August 29, 2016
American ethnic studies faculty member Norma A. Valenzuela attends conferences during summer
Norma A. Valenzuela, instructor of American ethnic studies, taught an interactive workshop on "Becoming Critically Conscious Teachers" as part of the University of Kansas' Center for Latin American and Caribbean Studies' Latinos in the Midwest grant June 9 at the historic Brown v. Board of Education site.
The workshop examined the dynamics of privilege and oppression through culturally sensitive pedagogy. Thirty K-12 Kansas educators gained numerous resources — videos, films, books, websites — and strategies to use in their classroom. The potential to incorporate Latino American history into curriculum across disciplines was especially important.
Valenzuela also presented "Out of Line:" Mujeres Revoltosas y Vidas Transnacionales in Made in L.A." at the 2016 Latina/o Studies Association conference, July 7-9, in Pasadena, California. Her presentation examined the intersectionality of race, class, ethnicity and gender in Chican studies, and utilized film to explore the central role women of color play in the creation of alternative narratives to deconstruct dominant discourses. The conference theme, "Deliberating Latina/o Studies: Promiscuity, (In)civility and (Un)disciplinarity," was a very timely topic that addressed institutional violence, police brutality, community resistance/healing that also coincided with the horrendous tragedy in Orlando, Florida.

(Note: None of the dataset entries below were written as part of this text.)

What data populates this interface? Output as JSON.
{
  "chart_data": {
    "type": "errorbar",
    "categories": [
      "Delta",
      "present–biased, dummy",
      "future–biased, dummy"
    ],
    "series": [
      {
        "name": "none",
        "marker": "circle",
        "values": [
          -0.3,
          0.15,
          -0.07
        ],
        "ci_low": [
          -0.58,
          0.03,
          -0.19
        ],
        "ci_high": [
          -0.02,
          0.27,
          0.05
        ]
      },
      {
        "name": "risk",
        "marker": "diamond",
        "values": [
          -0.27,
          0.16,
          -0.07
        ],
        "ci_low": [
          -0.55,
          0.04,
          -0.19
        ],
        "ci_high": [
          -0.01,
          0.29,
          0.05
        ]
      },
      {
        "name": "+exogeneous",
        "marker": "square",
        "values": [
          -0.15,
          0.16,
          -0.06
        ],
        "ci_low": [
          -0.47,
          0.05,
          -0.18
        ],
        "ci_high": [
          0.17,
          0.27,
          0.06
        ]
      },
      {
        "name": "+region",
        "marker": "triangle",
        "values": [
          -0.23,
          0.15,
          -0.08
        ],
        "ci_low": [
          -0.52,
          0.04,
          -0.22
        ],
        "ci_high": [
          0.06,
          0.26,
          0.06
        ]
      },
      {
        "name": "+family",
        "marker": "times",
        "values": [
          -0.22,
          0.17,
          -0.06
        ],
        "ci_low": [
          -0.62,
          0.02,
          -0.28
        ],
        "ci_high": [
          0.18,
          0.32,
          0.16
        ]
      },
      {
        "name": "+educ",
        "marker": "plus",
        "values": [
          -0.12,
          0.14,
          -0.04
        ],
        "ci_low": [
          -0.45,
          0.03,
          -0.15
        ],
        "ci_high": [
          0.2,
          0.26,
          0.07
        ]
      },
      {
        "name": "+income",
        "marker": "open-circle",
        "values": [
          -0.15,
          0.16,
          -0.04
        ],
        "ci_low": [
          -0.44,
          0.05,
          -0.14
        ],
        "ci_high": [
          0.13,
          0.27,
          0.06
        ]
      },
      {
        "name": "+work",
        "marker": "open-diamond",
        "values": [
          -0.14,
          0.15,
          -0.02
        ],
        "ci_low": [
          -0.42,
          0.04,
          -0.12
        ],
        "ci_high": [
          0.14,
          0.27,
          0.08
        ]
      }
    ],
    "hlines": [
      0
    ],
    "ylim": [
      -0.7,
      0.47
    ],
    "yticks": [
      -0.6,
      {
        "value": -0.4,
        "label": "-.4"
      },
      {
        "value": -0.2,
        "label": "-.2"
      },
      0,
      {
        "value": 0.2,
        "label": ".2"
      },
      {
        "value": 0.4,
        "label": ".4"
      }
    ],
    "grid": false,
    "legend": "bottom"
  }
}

Scholars, activists, educators and community women gathered to address important topics at the 2016 MALCS Institute, Aug. 3-6, in Laramie, Wyoming. Valenzuela participated in the roundtable "Chicana Feminist Praxis on the 'Frontier': Teaching and Researching in Vast Spaces" and discussed her two-year tenure at K-State and research and service within the context of an American ethnic studies unit amongst women of color, and colleagues promoting social justice in the classroom and community.